Einen eigenen Stil entwickelte die Luftfahrt erst nach dem Zweiten Weltkrieg. Die Konkurrenz nahm stark zu, gleichzeitig sorgten die Düsenmaschinen dafür, dass sich die Flugzeuge immer mehr anglichen. Die Fluglinien reagierten mit einem einheitlichen Coporate Design vom Ticket bis zum Jet. Die alten Firmensignets, meist Vögel, Flügel, Pfeile oder Globen, wurden abstrahiert. Die Lufthansa ließ sich von Otl Aicher ein wärmeres Gelb, ein tieferes Blau und statt einer kursiven Antiquaschrift eine frische Helvetica geben. Die US-Gesellschaft Braniff International malte ihre Flugzeuge bunt an und die Warteräume mit lila, blauen und gelben Streifen. Emilio Pucci war nicht der erste Mode-Star im Fluggeschäft, aber seine Braniff-Kollektion erregte Aufsehen: Stewardessen in hellgrünen Stiefeln, Mänteln und Hütchen, darüber kugelförmige Plexiglashelme.

Die ersten Flugbegleiterinnen waren Krankenschwestern gewesen, die sich weiß gewandet um Luftkranke kümmerten. Um 1960 änderte sich das gründlich: Die Fernreisen, die Kontakte zu wohlhabenden Männern machten die Stewardess zum Traumberuf, zur Projektionsfläche für Fantasien – und zum vermarktbaren „Gesicht“ der Fluglinie. Der Höhepunkt dieser Phase war, von den roten Miniröcken und Schnürstiefeln der Southwest Airlines einmal abgesehen, der Bestseller „Coffee, Tea or Me? The Uninhibited Memoirs of Two Airline Stewardesses“. Ab den 1970er Jahren machten Berufsverbände Schluss mit Heirats- und Kinderverboten, Alters- und Gewichtsreglements. Vor drei Jahren bemühte sich British-Airways-Designer Julien McDonald noch einmal, etwas gegen den nüchternen Businesslook zu unternehmen: „Ich möchte dem Fliegen den Glamour zurückgeben. Die Mädchen sollen sehr sexy und die Männer wie Helden aussehen.“ Die Gewerkschaften verhinderten das. Spätestens seit die 1969 eingeführte Boeing-747 bis zu 490 Touristen auf einmal wegschaufelt, ist im Flugbetrieb mehr Effizienz als Sex-Appeal gefragt.

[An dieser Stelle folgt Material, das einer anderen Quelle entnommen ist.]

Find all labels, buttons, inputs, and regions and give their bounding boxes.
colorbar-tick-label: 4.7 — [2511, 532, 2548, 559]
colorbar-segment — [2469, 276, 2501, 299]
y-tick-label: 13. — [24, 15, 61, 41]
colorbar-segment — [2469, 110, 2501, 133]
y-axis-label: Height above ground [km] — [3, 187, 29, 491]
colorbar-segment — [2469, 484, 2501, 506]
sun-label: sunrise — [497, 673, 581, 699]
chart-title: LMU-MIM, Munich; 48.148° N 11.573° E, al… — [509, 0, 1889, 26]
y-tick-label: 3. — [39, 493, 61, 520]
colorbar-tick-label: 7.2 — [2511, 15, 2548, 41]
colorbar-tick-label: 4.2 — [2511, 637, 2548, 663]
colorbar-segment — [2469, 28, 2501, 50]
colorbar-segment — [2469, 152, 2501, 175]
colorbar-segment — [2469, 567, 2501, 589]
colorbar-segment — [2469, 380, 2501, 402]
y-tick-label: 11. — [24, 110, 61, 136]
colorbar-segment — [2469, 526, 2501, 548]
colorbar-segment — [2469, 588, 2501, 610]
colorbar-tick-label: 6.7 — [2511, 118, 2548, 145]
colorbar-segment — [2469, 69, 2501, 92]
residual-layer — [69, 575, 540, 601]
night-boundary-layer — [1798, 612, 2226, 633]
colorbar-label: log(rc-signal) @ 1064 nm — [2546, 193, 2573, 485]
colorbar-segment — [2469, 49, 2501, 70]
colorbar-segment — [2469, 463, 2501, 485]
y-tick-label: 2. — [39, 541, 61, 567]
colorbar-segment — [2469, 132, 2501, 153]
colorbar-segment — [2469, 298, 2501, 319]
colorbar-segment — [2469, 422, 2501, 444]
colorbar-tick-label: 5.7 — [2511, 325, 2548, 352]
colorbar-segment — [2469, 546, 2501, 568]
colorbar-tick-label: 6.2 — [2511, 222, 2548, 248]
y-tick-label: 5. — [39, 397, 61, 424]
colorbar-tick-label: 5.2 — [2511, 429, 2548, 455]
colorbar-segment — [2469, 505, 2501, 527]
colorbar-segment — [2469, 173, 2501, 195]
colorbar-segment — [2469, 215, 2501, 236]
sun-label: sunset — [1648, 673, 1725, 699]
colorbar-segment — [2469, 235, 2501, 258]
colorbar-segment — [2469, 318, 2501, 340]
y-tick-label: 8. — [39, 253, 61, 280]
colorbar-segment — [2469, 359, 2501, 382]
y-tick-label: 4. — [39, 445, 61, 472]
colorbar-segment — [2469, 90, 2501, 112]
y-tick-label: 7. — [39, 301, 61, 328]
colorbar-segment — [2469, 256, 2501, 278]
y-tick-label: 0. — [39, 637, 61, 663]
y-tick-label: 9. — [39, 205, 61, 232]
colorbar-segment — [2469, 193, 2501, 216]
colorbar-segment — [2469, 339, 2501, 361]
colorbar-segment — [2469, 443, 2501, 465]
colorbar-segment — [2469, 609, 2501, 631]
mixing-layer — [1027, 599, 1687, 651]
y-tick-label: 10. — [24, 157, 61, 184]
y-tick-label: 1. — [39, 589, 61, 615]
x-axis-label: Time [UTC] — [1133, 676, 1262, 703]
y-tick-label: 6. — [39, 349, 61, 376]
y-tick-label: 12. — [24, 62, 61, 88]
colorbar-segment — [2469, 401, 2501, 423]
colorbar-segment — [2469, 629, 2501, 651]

Die Zeittafel am Ende der Ausstellung stimmt pessimistisch: Der letzte Flug der Concorde, der Bankrott von PanAm, Swissair und vielen anderen. Die gigantische Flughalle Berlin-Tempelhof wird wohl heuer geschlossen; der Flughafen Paris Roissy machte zuletzt durch einstürzende Dächer von sich reden; in New York will eine Billigairline den eleganten TWA-Terminal von Eero Saarinen übernehmen.

Und doch gibt es Zukunftsvisionen! Mit dem Airbus A380 soll 2006 endlich ein Flugzeug auf den Markt kommen, das es mit dem Komfort der einstigen Flugboote aufnimmt: auf drei Etagen begehbar, Wendeltreppen, für die 555 Passagiere nicht nur eine Bar, sondern auch eine Bibliothek. Die Konkurrenz will mit der Boeing-7E7 kontern: größere Fenster und eine weitläufige Eingangszone, die während des Flugs zum Aufenthaltsbereich wird. Der Künstler Andy Warhol fand schon 1977 das Gemecker über die Plastikwelt der Luftfahrt unangebracht: „Airplanes and airports have my favourite kind of food service, my favourite kinds of entertainment, my favourite graphics and colors, the best security checks, the best views, the best employees and the best optimism.“

Martin Ebner

„Airworld. Design und Architektur für die Flugreise“ war bis bis 9. Januar 2005 im Vitra Design Museum in Weil am Rhein zu sehen: www.design-museum.de; der Katalog, hrsg. von Alexander von Vegesack und Jochen Eisenbrand, war 296 Seiten dick und fürs Handgepäck zu schwer.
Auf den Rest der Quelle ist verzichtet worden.